MCMORRIS-SANTORO (voice over): With nearly 60 percent of the U.S. population fully vaccinated, the government's emphasis has turned to vaccinating children between the ages of five and 11. They began to receive their vaccines earlier this week, with more shots rolling out for that age group this weekend at Walgreens locations and other sites throughout the country.

BIDEN: Were prepared for this moment by security enough vaccine supply for every single child in that age category in America. Those doses have started to arrive at thousands of pediatrician's offices, pharmacies, schools and other sites.

Starting next week, our kids' vaccination program will hit full strength with about 20,000 trusted and convenient places for parents to get their kids vaccinated.

MCMORRIS-SANTORO (voice over): But vaccine hesitancy is still with us.

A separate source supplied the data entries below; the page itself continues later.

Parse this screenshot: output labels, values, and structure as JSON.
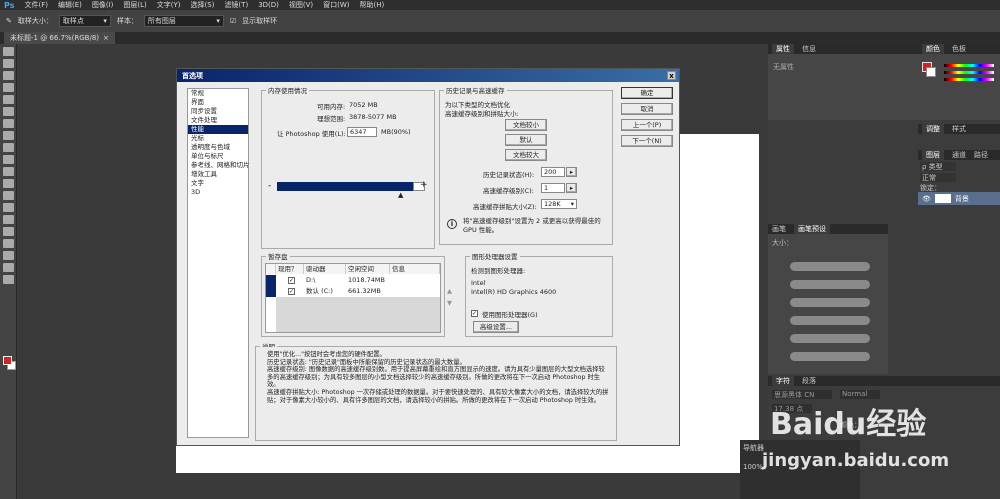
{
  "app": {
    "logo": "Ps"
  },
  "menu": [
    "文件(F)",
    "编辑(E)",
    "图像(I)",
    "图层(L)",
    "文字(Y)",
    "选择(S)",
    "滤镜(T)",
    "3D(D)",
    "视图(V)",
    "窗口(W)",
    "帮助(H)"
  ],
  "options": {
    "sample_size_label": "取样大小：",
    "sample_size_value": "取样点",
    "sample_label": "样本：",
    "sample_value": "所有图层",
    "show_ring_label": "显示取样环"
  },
  "document": {
    "tab": "未标题-1 @ 66.7%(RGB/8)"
  },
  "panels": {
    "top_tabs": [
      "属性",
      "信息"
    ],
    "attr_empty": "无属性",
    "color_tabs": [
      "颜色",
      "色板"
    ],
    "adjust_tabs": [
      "调整",
      "样式"
    ],
    "layers_tabs": [
      "图层",
      "通道",
      "路径"
    ],
    "layers_kind": "ρ 类型",
    "blend_mode": "正常",
    "lock_label": "锁定：",
    "layer_name": "背景",
    "brush_tabs": [
      "画笔",
      "画笔预设"
    ],
    "brush_size_label": "大小：",
    "char_tabs": [
      "字符",
      "段落"
    ],
    "font_name": "思源黑体 CN",
    "font_style": "Normal",
    "font_size": "17.38 点",
    "color_label": "颜色：",
    "nav_title": "导航器",
    "zoom": "100%"
  },
  "dialog": {
    "title": "首选项",
    "close": "x",
    "categories": [
      "常规",
      "界面",
      "同步设置",
      "文件处理",
      "性能",
      "光标",
      "透明度与色域",
      "单位与标尺",
      "参考线、网格和切片",
      "增效工具",
      "文字",
      "3D"
    ],
    "selected_index": 4,
    "buttons": {
      "ok": "确定",
      "cancel": "取消",
      "prev": "上一个(P)",
      "next": "下一个(N)"
    },
    "memory": {
      "legend": "内存使用情况",
      "available_label": "可用内存:",
      "available_value": "7052 MB",
      "ideal_label": "理想范围:",
      "ideal_value": "3878-5077 MB",
      "use_label": "让 Photoshop 使用(L):",
      "use_value": "6347",
      "use_unit": "MB(90%)",
      "minus": "-",
      "plus": "+",
      "fill_fraction": 0.9
    },
    "history": {
      "legend": "历史记录与高速缓存",
      "desc1": "为以下类型的文档优化",
      "desc2": "高速缓存级别和拼贴大小:",
      "btn_small": "文档较小",
      "btn_default": "默认",
      "btn_large": "文档较大",
      "states_label": "历史记录状态(H):",
      "states_value": "200",
      "levels_label": "高速缓存级别(C):",
      "levels_value": "1",
      "tile_label": "高速缓存拼贴大小(Z):",
      "tile_value": "128K",
      "info_line1": "将\"高速缓存级别\"设置为 2 或更高以获得最佳的",
      "info_line2": "GPU 性能。"
    },
    "scratch": {
      "legend": "暂存盘",
      "headers": [
        "现用？",
        "驱动器",
        "空闲空间",
        "信息"
      ],
      "rows": [
        {
          "drive": "D:\\",
          "free": "1018.74MB"
        },
        {
          "drive": "数认 (C:)",
          "free": "661.32MB"
        }
      ]
    },
    "gpu": {
      "legend": "图形处理器设置",
      "detected_label": "检测到图形处理器:",
      "vendor": "Intel",
      "model": "Intel(R) HD Graphics 4600",
      "use_gpu_label": "使用图形处理器(G)",
      "advanced_btn": "高级设置..."
    },
    "description": {
      "legend": "说明",
      "lines": [
        "使用\"优化...\"按钮时会考虑您的硬件配置。",
        "历史记录状态: \"历史记录\"面板中所能保留的历史记录状态的最大数量。",
        "高速缓存级别: 图像数据的高速缓存级别数。用于提高屏幕重绘和直方图显示的速度。请为具有少量图层的大型文档选择较多的高速缓存级别；为具有较多图层的小型文档选择较少的高速缓存级别。所做的更改将在下一次启动 Photoshop 时生效。",
        "高速缓存拼贴大小: Photoshop 一次存储或处理的数据量。对于要快速处理的、具有较大像素大小的文档，请选择较大的拼贴；对于像素大小较小的、具有许多图层的文档，请选择较小的拼贴。所做的更改将在下一次启动 Photoshop 时生效。"
      ]
    }
  },
  "watermark": {
    "line1": "Baidu经验",
    "line2": "jingyan.baidu.com"
  }
}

NFL star, Aaron Rodgers said he is unvaccinated and consulted with podcast host Joe Rogan about a course of treatment when he caught the virus.

He says he took several treatments, including the drug, ivermectin, a medication that is not a proven treatment for COVID-19.

Here in New York City where tense battles over vaccine mandates for municipal workers led to protests last week, the vaccination rate for city employees has continued to inch up, now about 92 percent. Approximately 80 percent of the city's firefighters have been fully vaccinated, and 86 percent of the New York City Police Department have received their shots. Only 130 people have been put on leave without pay. But about 6,000 uniformed and civilian officers have requested exemptions from the mandate.

Commissioner Dermot Shea telling CNN's Jim Sciutto that the department is handling each of those cases individually.

DERMOT SHEA, NYPD COMMISSIONER: The impact comes from the uniformed and civilian members that have not requested an accommodation and were put out leave without pay. It's manageable. You know we're able to move resources around, stop training in certain areas, do things behind the scenes by trying to get those people back to work.

MCMORRIS-SANTORO (voice over): Evan McMorris-Santoro, CNN, New York.


BROWN: And back to our breaking news, that horrible concert tragedy in Texas. Thirteen people remain hospitalized following last night's deadly stampede at the Astroworld Music Festival in Houston. Eight people were killed in the incident, two of them just 14 and 16 years old.

Earlier I spoke to eyewitness Billy about what he saw last night.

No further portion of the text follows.